Saba Ayman-Nolley first feared for developing countries as COVID-19 began rapidly spreading across the world last year. Ayman-Nolley is the president of the Hyde Park and Kenwood Interfaith Council, which oversees community food banks and refugee aid projects. As the coronavirus made its way to Chicago in March, she was increasingly concerned about its impact on her own community and the people she serves. She is sociable and typically energetic, but the responsibilities and fears of late have taken a toll on her.
“I think you would have to be scientifically blind not to be frightened. I always get concerned worldwide, because I know how often this hurts developing countries and communities in need. So I had that kind of fear,” Ayman-Nolley said.
Ayman-Nolley’s father, whom she and her sister help care for, is 90 years old. In the early days of the pandemic, she described the experience as “intense.”
“[My sister] moved in with my father. We all live next door to each other, and my sister and I share the care of my father. She’s the primary caregiver. But then, my sister fell in the kitchen and called me, and there was no choice—I had to go over there, I had to pick her up. I had to put stuff on her arm and finish cooking the dinner she was cooking,” Ayman-Nolley said.

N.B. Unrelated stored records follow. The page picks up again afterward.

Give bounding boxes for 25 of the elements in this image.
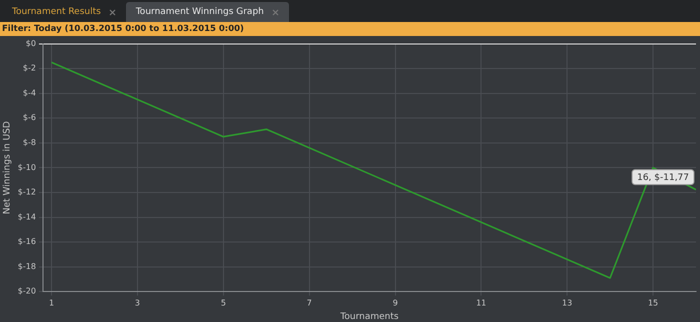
y-tick-label: $-8	[22, 138, 36, 147]
y-tick-label: $-12	[18, 188, 36, 197]
x-tick-label: 15	[648, 298, 658, 308]
x-tick-label: 9	[392, 298, 398, 308]
y-tick-label: $-20	[18, 286, 36, 296]
chart-subtitle: Filter: Today (10.03.2015 0:00 to 11.03.2015 0:00)	[0, 22, 700, 36]
y-tick-label: $-18	[18, 262, 36, 271]
x-axis-title: Tournaments	[339, 312, 399, 322]
y-tick-label: $-10	[18, 162, 36, 172]
y-tick-label: $-14	[18, 212, 36, 222]
y-tick-label: $0	[26, 38, 36, 48]
y-tick-label: $-4	[22, 88, 36, 98]
x-tick-label: 5	[220, 298, 226, 308]
x-tick-label: 1	[49, 298, 54, 308]
text: Tournament Results	[12, 7, 101, 17]
chart-title: Tournament Winnings Graph	[136, 7, 264, 17]
y-tick-label: $-6	[22, 113, 36, 122]
x-tick-label: 7	[306, 298, 312, 308]
x-tick-label: 13	[562, 298, 572, 308]
y-tick-label: $-2	[22, 64, 36, 73]
x-tick-label: 11	[476, 298, 486, 308]
annotation: 16, $-11,77	[637, 172, 690, 183]
y-axis-title: Net Winnings in USD	[2, 121, 13, 214]
x-tick-label: 3	[134, 298, 140, 308]
y-tick-label: $-16	[18, 237, 36, 246]
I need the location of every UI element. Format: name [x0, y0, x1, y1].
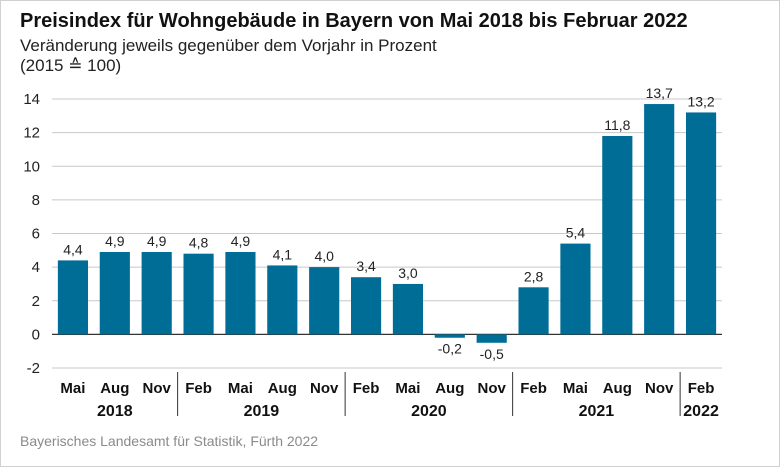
data-label: 5,4 [566, 225, 586, 241]
chart-base-note: (2015 ≙ 100) [20, 56, 122, 75]
bar [602, 135, 633, 335]
data-label: 11,8 [604, 117, 630, 133]
bar [350, 277, 382, 335]
bar [685, 112, 717, 335]
x-tick-label: Mai [228, 380, 253, 397]
year-label: 2018 [97, 403, 133, 420]
x-tick-label: Nov [645, 380, 674, 397]
x-tick-label: Mai [60, 380, 85, 397]
data-label: 2,8 [524, 268, 544, 284]
y-tick-label: 4 [32, 259, 40, 276]
bar [225, 251, 256, 335]
data-label: 4,9 [105, 233, 125, 249]
data-label: 4,4 [63, 241, 83, 257]
year-label: 2021 [579, 403, 615, 420]
bar [392, 283, 424, 335]
x-tick-label: Feb [688, 380, 715, 397]
year-label: 2022 [683, 403, 719, 420]
bar [267, 265, 298, 335]
x-tick-label: Nov [310, 380, 339, 397]
x-tick-label: Aug [435, 380, 464, 397]
y-tick-label: 2 [32, 293, 40, 310]
bar [99, 251, 130, 335]
x-tick-label: Aug [268, 380, 297, 397]
x-tick-label: Mai [563, 380, 588, 397]
x-tick-label: Feb [520, 380, 547, 397]
y-tick-label: 14 [23, 91, 40, 108]
data-label: -0,5 [480, 346, 504, 362]
x-tick-label: Feb [353, 380, 380, 397]
y-tick-label: 10 [23, 158, 40, 175]
bar [560, 243, 591, 335]
year-label: 2019 [244, 403, 280, 420]
data-label: -0,2 [438, 341, 462, 357]
bar [518, 287, 549, 335]
x-tick-label: Nov [143, 380, 172, 397]
data-label: 3,4 [356, 258, 376, 274]
data-label: 13,2 [687, 93, 714, 109]
data-label: 4,0 [314, 248, 334, 264]
data-label: 4,8 [189, 235, 209, 251]
bar [57, 260, 89, 335]
y-tick-label: 0 [32, 326, 40, 343]
y-tick-label: 6 [32, 226, 40, 243]
data-label: 4,9 [231, 233, 251, 249]
bar [476, 334, 507, 343]
bar [644, 104, 675, 335]
bar [183, 253, 214, 335]
year-label: 2020 [411, 403, 447, 420]
y-tick-label: 12 [23, 125, 40, 142]
x-tick-label: Aug [603, 380, 632, 397]
x-tick-label: Aug [100, 380, 129, 397]
bar [434, 334, 465, 338]
chart-subtitle: Veränderung jeweils gegenüber dem Vorjah… [20, 36, 437, 55]
x-tick-label: Nov [478, 380, 507, 397]
data-label: 4,1 [273, 246, 293, 262]
source-note: Bayerisches Landesamt für Statistik, Für… [20, 433, 319, 449]
x-tick-label: Feb [185, 380, 212, 397]
y-tick-label: -2 [27, 360, 40, 377]
bar [141, 251, 172, 335]
data-label: 13,7 [646, 85, 673, 101]
bar [309, 267, 340, 335]
data-label: 4,9 [147, 233, 167, 249]
data-label: 3,0 [398, 265, 418, 281]
chart-title: Preisindex für Wohngebäude in Bayern von… [20, 10, 688, 32]
y-tick-label: 8 [32, 192, 40, 209]
x-tick-label: Mai [395, 380, 420, 397]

Ayman-Nolley also had to manage her adult children’s exposure to the virus. She describes the conversations they have about who to see and how to stay safe. She and her adult children, who live nearby, did not meet in person and exchanged food by dropping it off outside the door. Her daughter moved in with Ayman-Nolley and started showing symptoms, adding to the anxiety.
“It feels very strange when your own adult gets out of a chair. And then you go with an alcoholic wipe and clean everything she touched on the chair because she was sick. I continued to apologize to her and she finally got tested, but it was an early time. Those tests were taking weeks to come back. So I was scared to hear. We waited two weeks or more; I cannot remember how long it went on, but I was afraid,” Ayman-Nolley said.